All of our services and data are hosted in the cloud using Amazon Web Services (AWS) facilities in the USA. Honey does not run its own routers, load balancers, DNS servers, or physical servers.

  • All of our infrastructure is spread across 3 AWS data centers (availability zones) and will continue to work should any one of those data centers fail unexpectedly.
  • All of our servers are placed within our own virtual private cloud (VPC) with network access control lists (ACL’s) that prevent unauthorized requests from getting to our internal network.
  • Further details about the considerable measures Amazon take in securing their facilities and services can be found here: ​https://aws.amazon.com/compliance/

Access Control

All customer data is considered highly sensitive and protected. Honey restricts the use of administrative access to customer accounts to only authorized and trained employees who need this access for the purpose of providing the Honey services.

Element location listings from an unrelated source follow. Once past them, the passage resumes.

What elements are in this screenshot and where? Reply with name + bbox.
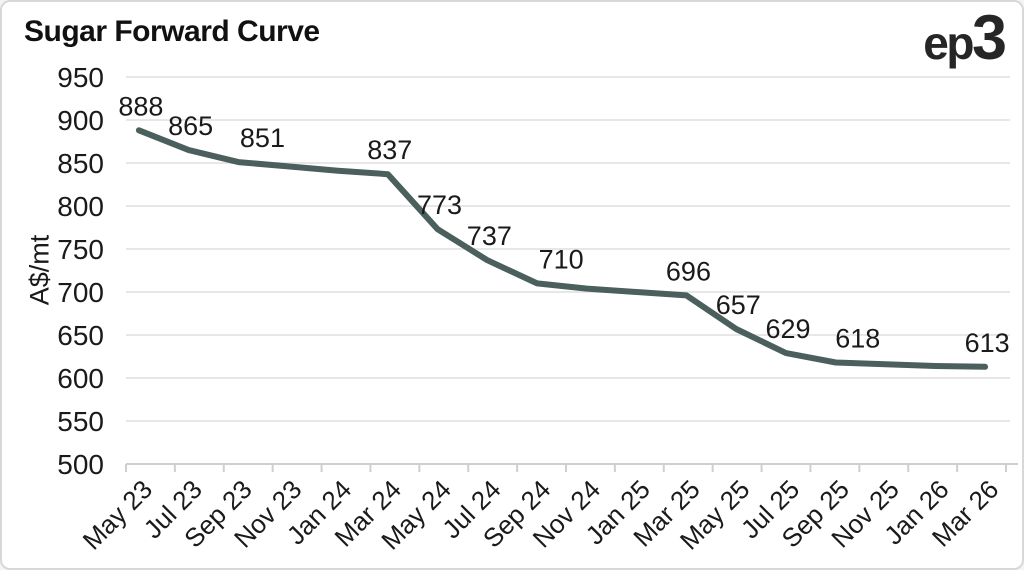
y-tick-label: 900 <box>57 105 104 136</box>
y-tick-label: 800 <box>57 191 104 222</box>
y-tick-label: 700 <box>57 277 104 308</box>
y-tick-label: 600 <box>57 363 104 394</box>
data-label: 710 <box>539 244 584 274</box>
data-label: 629 <box>765 314 810 344</box>
data-label: 657 <box>716 290 761 320</box>
series-line <box>135 127 989 370</box>
data-label: 773 <box>417 190 462 220</box>
y-tick-label: 500 <box>57 449 104 480</box>
chart-title: Sugar Forward Curve <box>24 15 320 48</box>
data-label: 618 <box>835 324 880 354</box>
ep3-logo: ep 3 <box>923 2 1007 74</box>
logo-text-3: 3 <box>971 3 1007 73</box>
y-tick-label: 650 <box>57 320 104 351</box>
data-label: 837 <box>367 135 412 165</box>
data-label: 696 <box>666 256 711 286</box>
y-tick-label: 550 <box>57 406 104 437</box>
data-label: 613 <box>965 328 1010 358</box>
y-tick-label: 950 <box>57 62 104 93</box>
data-label: 851 <box>240 123 285 153</box>
y-tick-label: 750 <box>57 234 104 265</box>
data-label: 737 <box>467 221 512 251</box>
data-label: 888 <box>118 91 163 121</box>
y-tick-label: 850 <box>57 148 104 179</box>
logo-text-ep: ep <box>923 17 974 69</box>
data-label: 865 <box>168 111 213 141</box>
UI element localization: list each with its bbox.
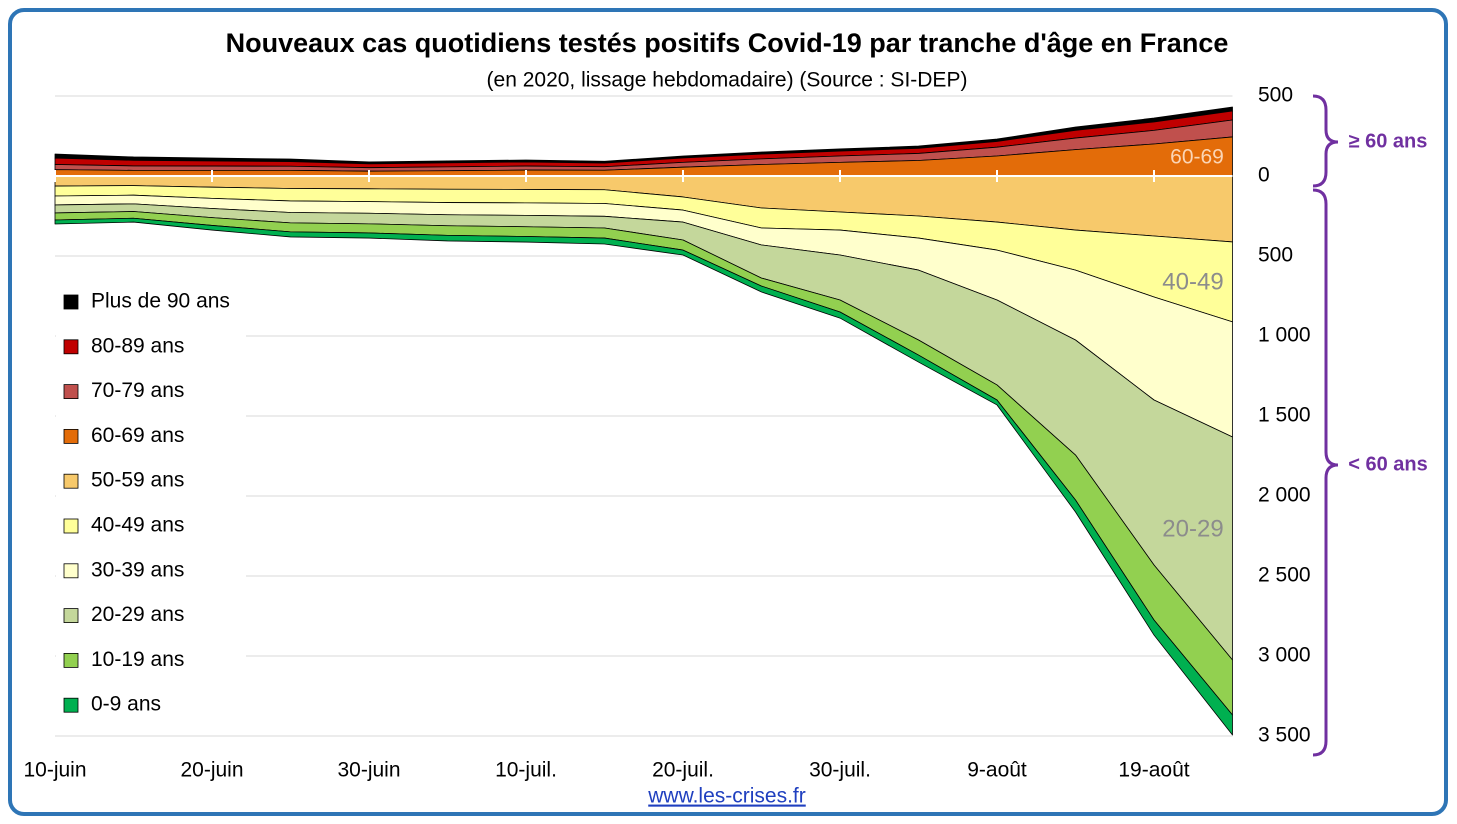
x-tick-label: 10-juin xyxy=(23,759,86,782)
y-tick-label: 2 000 xyxy=(1258,484,1311,507)
legend-swatch xyxy=(63,473,79,489)
legend-box xyxy=(56,282,246,724)
legend-label: Plus de 90 ans xyxy=(91,290,230,313)
legend-swatch xyxy=(63,339,79,355)
x-tick-label: 10-juil. xyxy=(495,759,557,782)
y-tick-label: 1 500 xyxy=(1258,404,1311,427)
x-tick-label: 30-juil. xyxy=(809,759,871,782)
x-tick-label: 20-juil. xyxy=(652,759,714,782)
legend-swatch xyxy=(63,518,79,534)
y-tick-label: 500 xyxy=(1258,84,1293,107)
area xyxy=(54,217,1233,736)
chart-title: Nouveaux cas quotidiens testés positifs … xyxy=(226,28,1229,58)
y-tick-label: 3 500 xyxy=(1258,724,1311,747)
x-tick-label: 9-août xyxy=(967,759,1027,782)
footer-link[interactable]: www.les-crises.fr xyxy=(647,785,806,808)
legend-swatch xyxy=(63,384,79,400)
legend-label: 20-29 ans xyxy=(91,603,184,626)
bracket-label: ≥ 60 ans xyxy=(1349,130,1428,152)
legend-label: 70-79 ans xyxy=(91,379,184,402)
bracket xyxy=(1312,188,1339,757)
y-tick-label: 2 500 xyxy=(1258,564,1311,587)
legend-swatch xyxy=(63,697,79,713)
chart-subtitle: (en 2020, lissage hebdomadaire) (Source … xyxy=(487,69,968,92)
legend-label: 10-19 ans xyxy=(91,648,184,671)
legend-swatch xyxy=(63,608,79,623)
area-label: 20-29 xyxy=(1162,515,1223,542)
y-tick-label: 3 000 xyxy=(1258,644,1311,667)
legend-swatch xyxy=(63,428,79,444)
legend-label: 30-39 ans xyxy=(91,558,184,581)
plot-area xyxy=(54,95,1233,737)
x-tick-label: 20-juin xyxy=(180,759,243,782)
legend-label: 80-89 ans xyxy=(91,334,184,357)
legend-swatch xyxy=(63,294,79,310)
legend-swatch xyxy=(63,653,79,668)
bracket xyxy=(1312,94,1339,188)
legend-label: 40-49 ans xyxy=(91,514,184,537)
y-tick-label: 1 000 xyxy=(1258,324,1311,347)
x-tick-label: 30-juin xyxy=(337,759,400,782)
area-label: 40-49 xyxy=(1162,268,1223,295)
area-label: 60-69 xyxy=(1170,146,1224,169)
x-tick-label: 19-août xyxy=(1118,759,1189,782)
y-tick-label: 500 xyxy=(1258,244,1293,267)
legend-swatch xyxy=(63,563,79,579)
bracket-label: < 60 ans xyxy=(1348,453,1428,475)
legend-label: 60-69 ans xyxy=(91,424,184,447)
legend-label: 50-59 ans xyxy=(91,469,184,492)
y-tick-label: 0 xyxy=(1258,164,1270,187)
legend-label: 0-9 ans xyxy=(91,693,161,716)
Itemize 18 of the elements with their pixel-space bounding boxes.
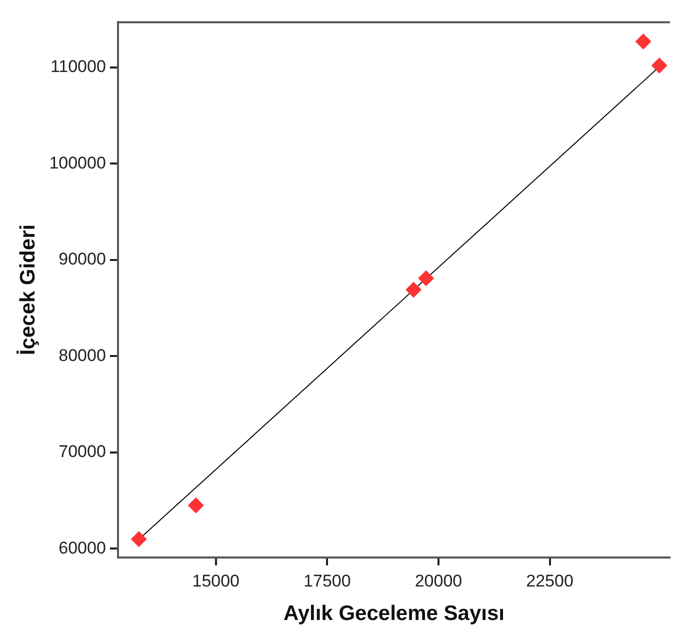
y-tick-label: 70000 (58, 442, 106, 462)
x-tick-label: 17500 (304, 571, 351, 590)
x-tick-label: 22500 (526, 571, 574, 590)
point (130, 531, 147, 548)
y-tick-label: 110000 (50, 57, 106, 76)
point (635, 33, 652, 50)
y-tick-label: 100000 (49, 153, 106, 172)
x-tick-label: 15000 (192, 571, 240, 590)
y-axis-title: İçecek Gideri (16, 224, 40, 356)
y-tick-label: 90000 (58, 250, 106, 269)
point (418, 270, 434, 286)
point (406, 282, 422, 298)
point (188, 497, 204, 514)
x-axis-title: Aylık Geceleme Sayısı (283, 602, 504, 626)
x-tick-label: 20000 (414, 571, 462, 590)
point (651, 58, 668, 74)
y-tick-label: 60000 (58, 538, 106, 558)
y-tick-label: 80000 (58, 346, 106, 365)
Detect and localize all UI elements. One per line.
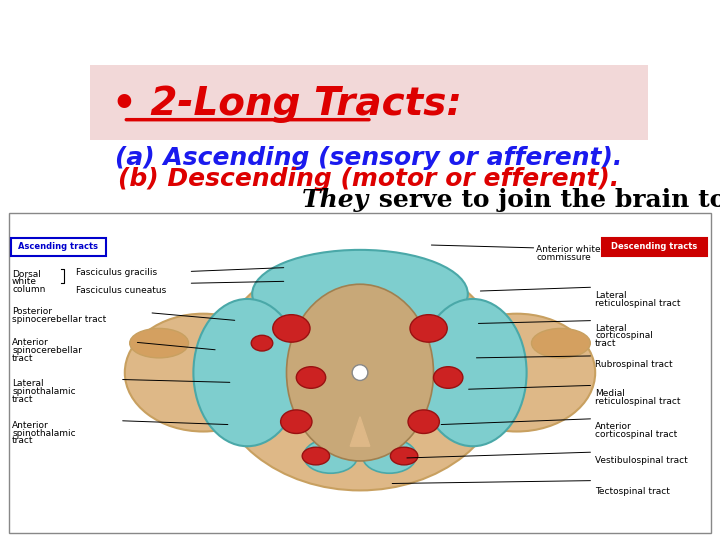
Text: Rubrospinal tract: Rubrospinal tract [595, 360, 672, 369]
Ellipse shape [304, 439, 358, 473]
Text: Tectospinal tract: Tectospinal tract [595, 488, 670, 496]
Ellipse shape [302, 447, 330, 465]
Text: Descending tracts: Descending tracts [611, 242, 697, 252]
Text: tract: tract [12, 395, 34, 404]
FancyBboxPatch shape [9, 213, 711, 532]
Text: Anterior: Anterior [12, 338, 49, 347]
Text: Medial: Medial [595, 389, 625, 399]
Text: (b) Descending (motor or efferent).: (b) Descending (motor or efferent). [118, 167, 620, 191]
Text: Fasciculus cuneatus: Fasciculus cuneatus [76, 286, 166, 295]
Text: Ascending tracts: Ascending tracts [18, 242, 98, 252]
Text: spinothalamic: spinothalamic [12, 429, 76, 437]
Ellipse shape [213, 255, 507, 490]
Ellipse shape [273, 315, 310, 342]
Text: • 2-Long Tracts:: • 2-Long Tracts: [112, 85, 462, 123]
Text: corticospinal: corticospinal [595, 332, 653, 340]
Text: Lateral: Lateral [595, 291, 627, 300]
Text: commissure: commissure [536, 253, 591, 262]
Text: Vestibulospinal tract: Vestibulospinal tract [595, 456, 688, 465]
Circle shape [352, 364, 368, 381]
Ellipse shape [433, 367, 463, 388]
Text: reticulospinal tract: reticulospinal tract [595, 397, 680, 406]
Ellipse shape [130, 328, 189, 358]
Text: Anterior: Anterior [12, 421, 49, 430]
Text: serve to join the brain to the spinal cord.: serve to join the brain to the spinal co… [370, 188, 720, 212]
Ellipse shape [125, 314, 282, 431]
FancyBboxPatch shape [602, 238, 707, 256]
Text: Fasciculus gracilis: Fasciculus gracilis [76, 267, 157, 276]
Ellipse shape [438, 314, 595, 431]
Text: Posterior: Posterior [12, 307, 52, 316]
Text: Anterior: Anterior [595, 422, 632, 431]
Ellipse shape [410, 315, 447, 342]
Ellipse shape [362, 439, 416, 473]
Text: tract: tract [12, 354, 34, 363]
Text: tract: tract [12, 436, 34, 446]
Text: spinothalamic: spinothalamic [12, 387, 76, 396]
Polygon shape [350, 417, 370, 446]
Text: spinocerebellar: spinocerebellar [12, 346, 82, 355]
Text: (a) Ascending (sensory or afferent).: (a) Ascending (sensory or afferent). [115, 146, 623, 170]
Text: white: white [12, 278, 37, 286]
Text: Dorsal: Dorsal [12, 269, 41, 279]
Ellipse shape [252, 250, 468, 338]
Text: Lateral: Lateral [595, 323, 627, 333]
FancyBboxPatch shape [11, 238, 106, 256]
Text: reticulospinal tract: reticulospinal tract [595, 299, 680, 308]
Text: tract: tract [595, 339, 617, 348]
Ellipse shape [287, 284, 433, 461]
Ellipse shape [390, 447, 418, 465]
Ellipse shape [281, 410, 312, 434]
Ellipse shape [194, 299, 301, 446]
Text: column: column [12, 285, 45, 294]
Ellipse shape [297, 367, 325, 388]
Ellipse shape [251, 335, 273, 351]
Text: They: They [302, 188, 369, 212]
Ellipse shape [408, 410, 439, 434]
Ellipse shape [419, 299, 526, 446]
Ellipse shape [531, 328, 590, 358]
FancyBboxPatch shape [90, 65, 648, 140]
Text: spinocerebellar tract: spinocerebellar tract [12, 315, 107, 323]
Text: Lateral: Lateral [12, 380, 44, 388]
Text: corticospinal tract: corticospinal tract [595, 429, 678, 438]
Text: Anterior white: Anterior white [536, 245, 601, 254]
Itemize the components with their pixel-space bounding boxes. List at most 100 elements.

Authorized and trained engineers authenticate to our VPN using strong passwords and two-factor authentication before they are granted access to the production environment using passphrase protected certificates. Honey utilizes breach detection / IDS which includes real-time monitoring of configuration and file changes. We do not maintain any backdoors to our production systems.

Trained members of the Honey customer success team have limited access to user data through internal customer support tools restricted to access over our VPN. Customer support team members cannot review user-generated content without an express and revocable prior grant of permission.

Compliance

  • Honey complies with the General Data Protection Regulation (GDPR).